"GP Bullhound Acquisition I SE" c’est le nom de l’entité de 200 millions d’euros lancée la semaine dernière sur Euronext Amsterdam. Une première pour GP Bullhound, qui reflète la tendance favorable aux SPAC en Europe. David Koch, Head of Equity Capital Markets revient sur le contexte et les ambitions du projet de la banque d’affaires et de conseil spécialisée dans les technologies.

Décideurs. Pourquoi avoir choisi de lancer votre SPAC maintenant ?

David Koch. En tant que principale banque d’affaires et de conseil dédiée à la technologie en Europe, le SPAC permet de compléter notre gamme de produits d’investissement pour nos clients. Ensuite, le contexte nous était très favorable. Les entreprises de la tech en Europe sont notre cœur de marché, or nous avons assisté l’an passé à l’explosion de cet écosystème sur le continent, avec une augmentation des valeurs de marché « tech » de plus de 400 milliards de dollars ! Il y a eu plus de licornes ou de décacornes dans ce secteur en un an que jamais auparavant. Ensuite, l’Europe est devenue assez mature : pendant des années nous avons vu les entreprises européennes de la tech ouvrir leur capital sur le marché américain. La tendance s’est inversée l’année dernière et plus de 60% des sociétés tech du continent ont été cotées ici. Enfin, les SPAC, qui sont une alternative à la traditionnelle introduction en Bourse, ont été davantage considérés par les régulateurs européens qui ont adapté la législation, en particulier aux Pays-Bas. C’est pourquoi nous avons choisi de coter notre véhicule sur Euronext Amsterdam : le marché était prêt, avec une demande croissante ; le moment idéal pour nous en tant que sponsor, de lancer notre propre SPAC.

Vous avez reculé l’annonce du lancement, ce dernier était-il risqué ?

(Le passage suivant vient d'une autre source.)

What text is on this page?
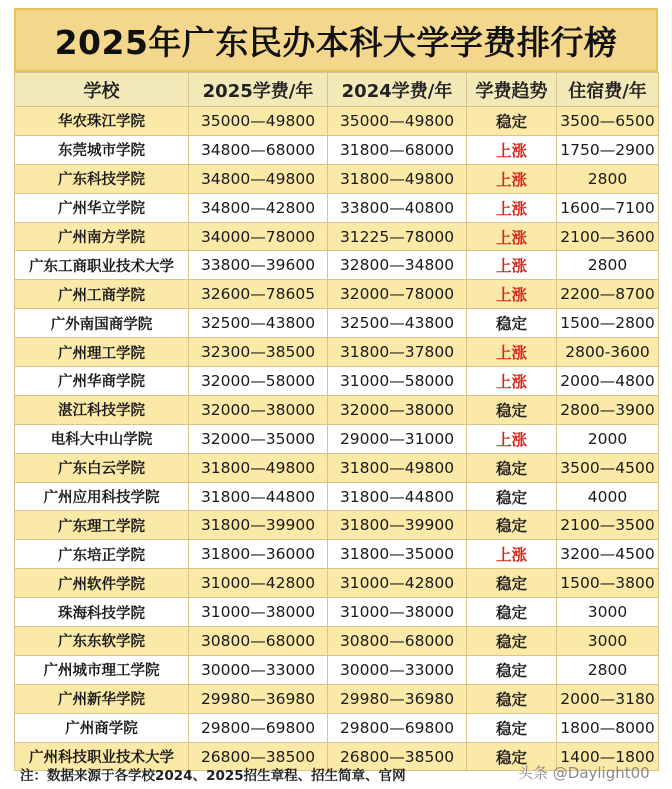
2025年广东民办本科大学学费排行榜
学校	2025学费/年	2024学费/年	学费趋势	住宿费/年
华农珠江学院	35000—49800	35000—49800	稳定	3500—6500
东莞城市学院	34800—68000	31800—68000	上涨	1750—2900
广东科技学院	34800—49800	31800—49800	上涨	2800
广州华立学院	34800—42800	33800—40800	上涨	1600—7100
广州南方学院	34000—78000	31225—78000	上涨	2100—3600
广东工商职业技术大学	33800—39600	32800—34800	上涨	2800
广州工商学院	32600—78605	32000—78000	上涨	2200—8700
广外南国商学院	32500—43800	32500—43800	稳定	1500—2800
广州理工学院	32300—38500	31800—37800	上涨	2800-3600
广州华商学院	32000—58000	31000—58000	上涨	2000—4800
湛江科技学院	32000—38000	32000—38000	稳定	2800—3900
电科大中山学院	32000—35000	29000—31000	上涨	2000
广东白云学院	31800—49800	31800—49800	稳定	3500—4500
广州应用科技学院	31800—44800	31800—44800	稳定	4000
广东理工学院	31800—39900	31800—39900	稳定	2100—3500
广东培正学院	31800—36000	31800—35000	上涨	3200—4500
广州软件学院	31000—42800	31000—42800	稳定	1500—3800
珠海科技学院	31000—38000	31000—38000	稳定	3000
广东东软学院	30800—68000	30800—68000	稳定	3000
广州城市理工学院	30000—33000	30000—33000	稳定	2800
广州新华学院	29980—36980	29980—36980	稳定	2000—3180
广州商学院	29800—69800	29800—69800	稳定	1800—8000
广州科技职业技术大学	26800—38500	26800—38500	稳定	1400—1800
注：数据来源于各学校2024、2025招生章程、招生简章、官网	头条 @Daylight00
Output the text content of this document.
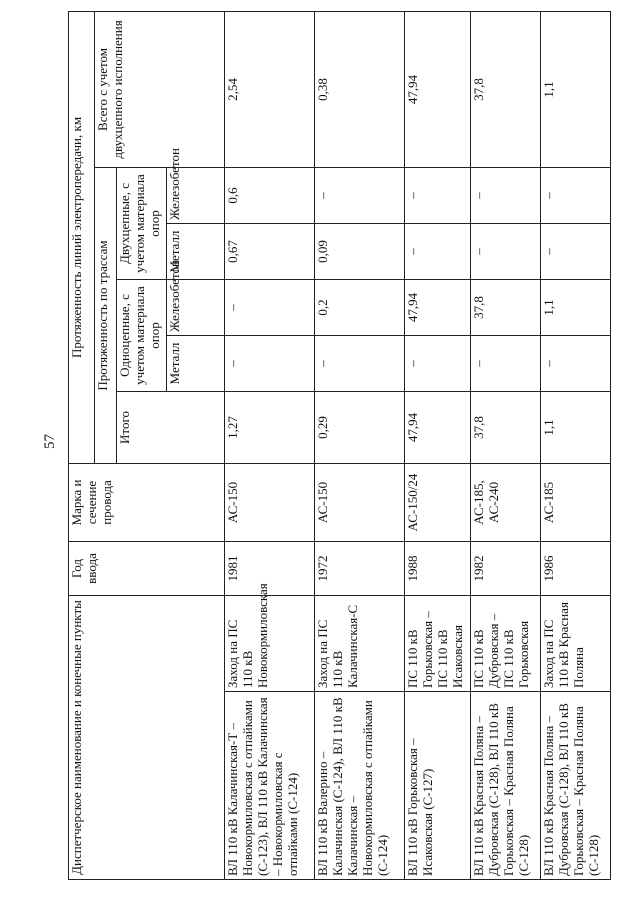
57
Диспетчерское наименование и конечные пункты		Год ввода	Марка и сечение провода	Протяженность линий электропередачи, км					
				Протяженность по трассам					Всего с учетом двухцепного исполнения
				Итого	Одноцепные, с учетом материала опор		Двухцепные, с учетом материала опор		
					Металл	Железобетон	Металл	Железобетон	
ВЛ 110 кВ Калачинская-Т – Новокормиловская с отпайками (С-123), ВЛ 110 кВ Калачинская – Новокормиловская с отпайками (С-124)	Заход на ПС 110 кВ Новокормиловская	1981	АС-150	1,27	–	–	0,67	0,6	2,54
ВЛ 110 кВ Валерино – Калачинская (С-124), ВЛ 110 кВ Калачинская – Новокормиловская с отпайками (С-124)	Заход на ПС 110 кВ Калачинская-С	1972	АС-150	0,29	–	0,2	0,09	–	0,38
ВЛ 110 кВ Горьковская – Исаковская (С-127)	ПС 110 кВ Горьковская – ПС 110 кВ Исаковская	1988	АС-150/24	47,94	–	47,94	–	–	47,94
ВЛ 110 кВ Красная Поляна – Дубровская (С-128), ВЛ 110 кВ Горьковская – Красная Поляна (С-128)	ПС 110 кВ Дубровская – ПС 110 кВ Горьковская	1982	АС-185, АС-240	37,8	–	37,8	–	–	37,8
ВЛ 110 кВ Красная Поляна – Дубровская (С-128), ВЛ 110 кВ Горьковская – Красная Поляна (С-128)	Заход на ПС 110 кВ Красная Поляна	1986	АС-185	1,1	–	1,1	–	–	1,1
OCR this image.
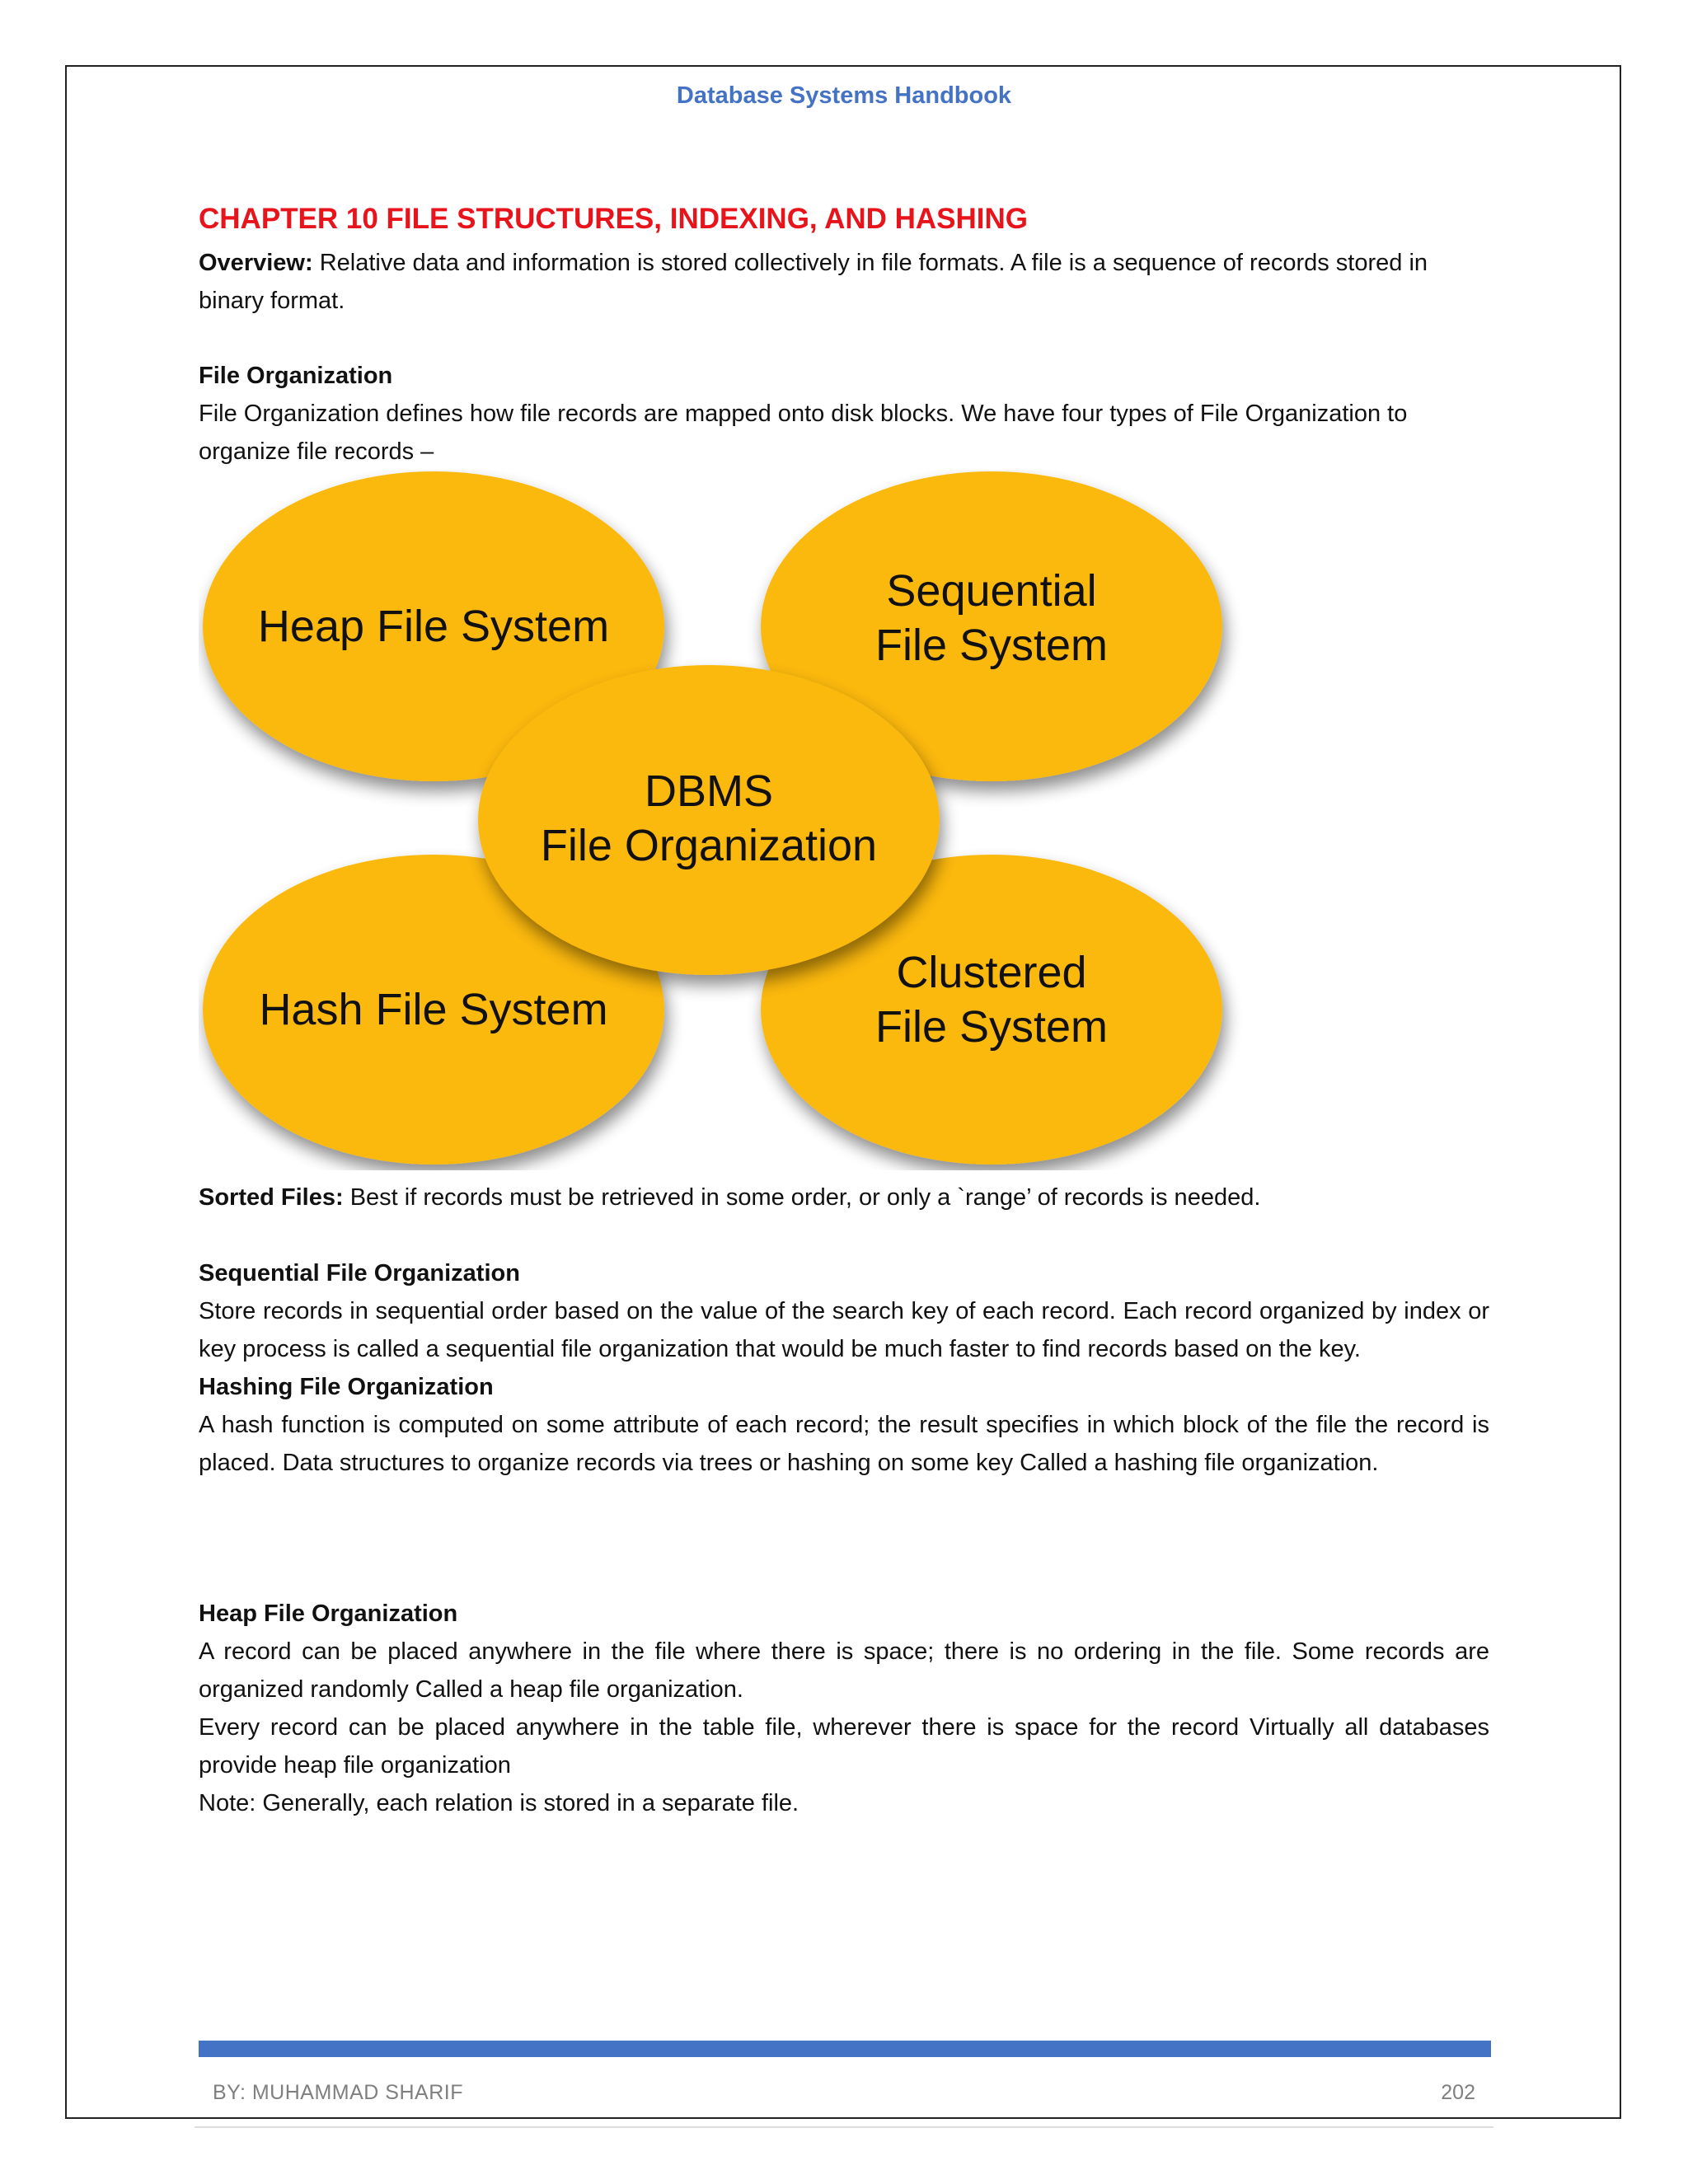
Database Systems Handbook
CHAPTER 10 FILE STRUCTURES, INDEXING, AND HASHING
Overview: Relative data and information is stored collectively in file formats. A file is a sequence of records stored in binary format.
File Organization
File Organization defines how file records are mapped onto disk blocks. We have four types of File Organization to organize file records –
Heap File System
Sequential
File System
Hash File System
Clustered
File System
DBMS
File Organization
Sorted Files: Best if records must be retrieved in some order, or only a `range’ of records is needed.
Sequential File Organization
Store records in sequential order based on the value of the search key of each record. Each record organized by index or key process is called a sequential file organization that would be much faster to find records based on the key.
Hashing File Organization
A hash function is computed on some attribute of each record; the result specifies in which block of the file the record is placed. Data structures to organize records via trees or hashing on some key Called a hashing file organization.
Heap File Organization
A record can be placed anywhere in the file where there is space; there is no ordering in the file. Some records are organized randomly Called a heap file organization.
Every record can be placed anywhere in the table file, wherever there is space for the record Virtually all databases provide heap file organization
Note: Generally, each relation is stored in a separate file.
BY: MUHAMMAD SHARIF	202
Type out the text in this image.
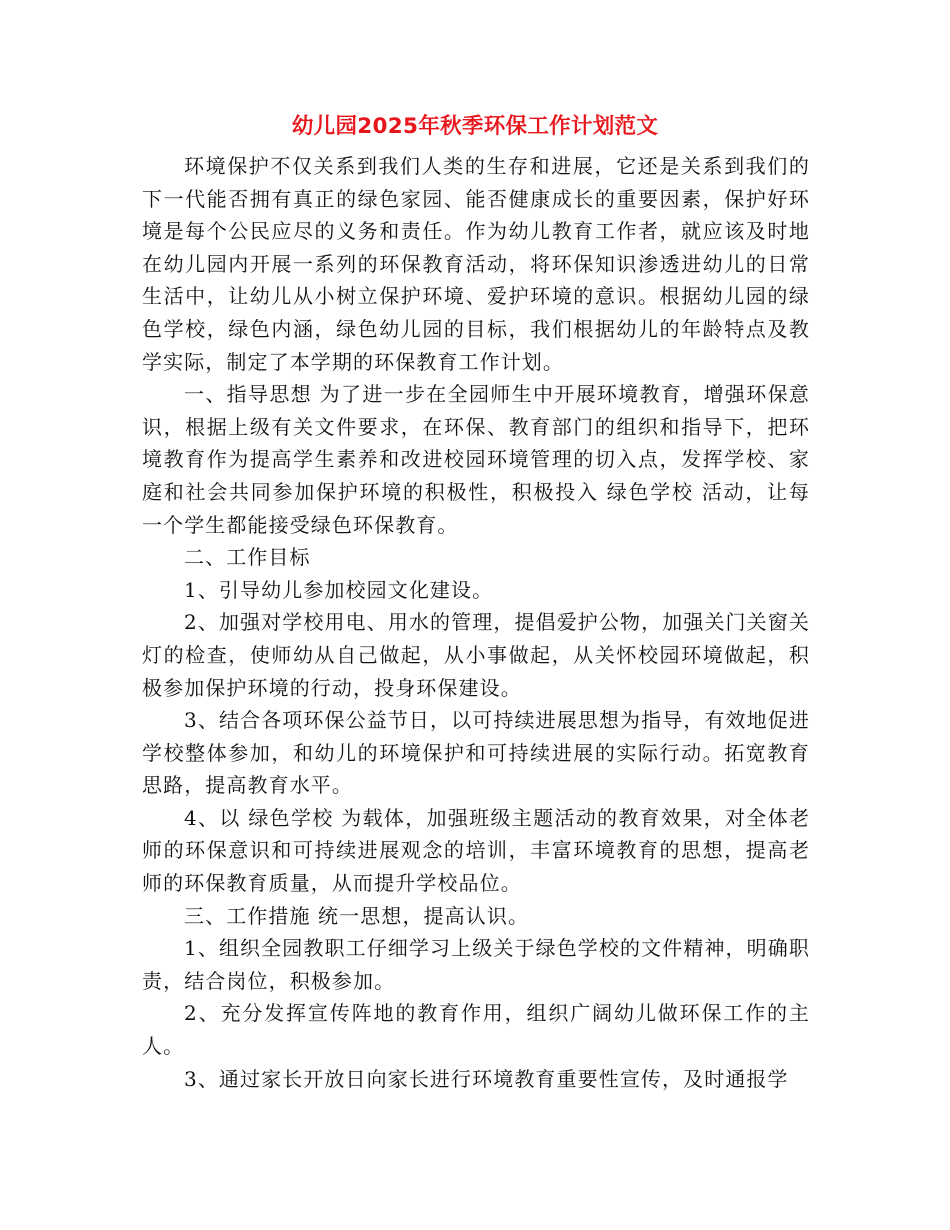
幼儿园2025年秋季环保工作计划范文

环境保护不仅关系到我们人类的生存和进展，它还是关系到我们的下一代能否拥有真正的绿色家园、能否健康成长的重要因素，保护好环境是每个公民应尽的义务和责任。作为幼儿教育工作者，就应该及时地在幼儿园内开展一系列的环保教育活动，将环保知识渗透进幼儿的日常生活中，让幼儿从小树立保护环境、爱护环境的意识。根据幼儿园的绿色学校，绿色内涵，绿色幼儿园的目标，我们根据幼儿的年龄特点及教学实际，制定了本学期的环保教育工作计划。

一、指导思想 为了进一步在全园师生中开展环境教育，增强环保意识，根据上级有关文件要求，在环保、教育部门的组织和指导下，把环境教育作为提高学生素养和改进校园环境管理的切入点，发挥学校、家庭和社会共同参加保护环境的积极性，积极投入 绿色学校 活动，让每一个学生都能接受绿色环保教育。

二、工作目标

1、引导幼儿参加校园文化建设。

2、加强对学校用电、用水的管理，提倡爱护公物，加强关门关窗关灯的检查，使师幼从自己做起，从小事做起，从关怀校园环境做起，积极参加保护环境的行动，投身环保建设。

3、结合各项环保公益节日，以可持续进展思想为指导，有效地促进学校整体参加，和幼儿的环境保护和可持续进展的实际行动。拓宽教育思路，提高教育水平。

4、以 绿色学校 为载体，加强班级主题活动的教育效果，对全体老师的环保意识和可持续进展观念的培训，丰富环境教育的思想，提高老师的环保教育质量，从而提升学校品位。

三、工作措施 统一思想，提高认识。

1、组织全园教职工仔细学习上级关于绿色学校的文件精神，明确职责，结合岗位，积极参加。

2、充分发挥宣传阵地的教育作用，组织广阔幼儿做环保工作的主人。

3、通过家长开放日向家长进行环境教育重要性宣传，及时通报学
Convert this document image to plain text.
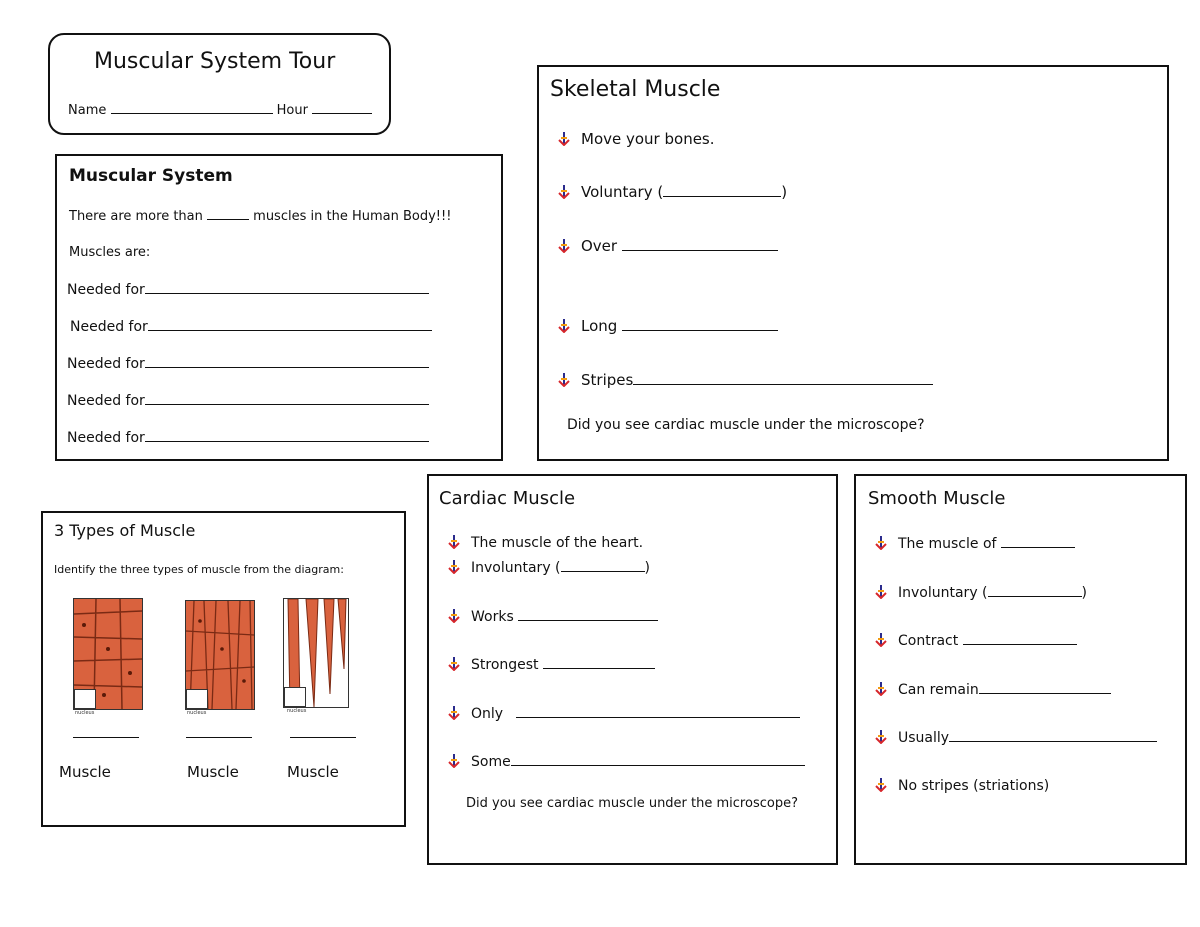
Muscular System Tour
Name	Hour
Muscular System
There are more than	muscles in the Human Body!!!
Muscles are:
Needed for
Needed for
Needed for
Needed for
Needed for
Skeletal Muscle
Move your bones.
Voluntary (	)
Over
Long
Stripes
Did you see cardiac muscle under the microscope?
3 Types of Muscle
Identify the three types of muscle from the diagram:
nucleus	nucleus	nucleus
Muscle	Muscle	Muscle
Cardiac Muscle
The muscle of the heart.
Involuntary (	)
Works
Strongest
Only
Some
Did you see cardiac muscle under the microscope?
Smooth Muscle
The muscle of
Involuntary (	)
Contract
Can remain
Usually
No stripes (striations)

Le marché est assez difficile en ce moment, l’afflux de capitaux est anarchique et la volatilité élevée, qui s’est concentrée récemment sur les valeurs tech, s’explique par un environnement macro-économique incertain : l’inflation a bondi à 5,1% dans la zone euro, le Royaume-Uni a augmenté ses taux directeurs ; de même aux États-Unis, ajoutant une pression à laquelle on ne s’attendait pas pour une introduction en Bourse. Le marché des SPAC a aussi été très challenging le mois dernier. Aux États-Unis, l’offre était tellement vaste que beaucoup de SPAC n’ont pas trouvé de cible, augmentant la vigilance des investisseurs en faisant peser une pression supplémentaire sur les nouveaux lancements comme le nôtre. Mais avec nos coordinateurs globaux et teneurs de livres Deutsche Bank AG et Citigroup Global Markets, nous étions prêts, nous avons donc attendu que le marché se stabilise pour lancer GP Bullhound Acquisition I SE.

"Je trouve cela très sain que le marché soit réévalué. De notre point de vue, cette normalisation est assez positive."

Ne craignez-vous pas la récente instabilité qui frappe les actions de Facebook, de Spotify ou encore de Paypal, acteurs majeurs du secteur numérique, votre cœur de cible ?

Je trouve cela très sain que le marché soit réévalué. Après une longue période de taux d’intérêt très bas, associés à un accès facile aux capitaux qui ont produit une surévaluation sur certains marchés. Il est sain d’observer une correction. De notre point de vue, cette normalisation est assez positive. Ensuite, comme nous souhaitons acquérir une entreprise tech, si les valeurs de marché du secteur baissent cette acquisition sera plus accessible pour nous. En revanche, la volatilité des marchés reste un point de vigilance pour tous.

Comment envisagez-vous cette acquisition ? Quelle est votre société cible idéale ?

Nous serons très sélectifs car le SPAC n’est pas une solution pour tous. La cible devra être leader dans son domaine et avoir des indicateurs de croissance forts. Pour être acquise, elle devra être valorisée entre 800 millions et 2 milliards d’euros. Nous regardons de près les acteurs à la pointe de l’intelligence artificielle, ou encore des secteurs comme le software, la cybersécurité, les fintechs, les média digitaux ou les marketplaces. GP Bullhound a un accès très privilégié au marché tech en Europe. Nous entretenons d’étroites relations avec des acteurs majeurs de l’écosystème et notre période d’acquisition s’étend sur 21 mois au total. De la sorte, nous sommes confiants : nous aurons l’expertise, le réseau et le temps nécessaires pour identifier le deal idéal. Et puis, rappelons-le, la configuration du marché est très favorable aujourd’hui en Europe : les investisseurs sont là, avec de plus en plus de licornes dans la tech et moins de concurrence qu’aux États-Unis pour les SPAC.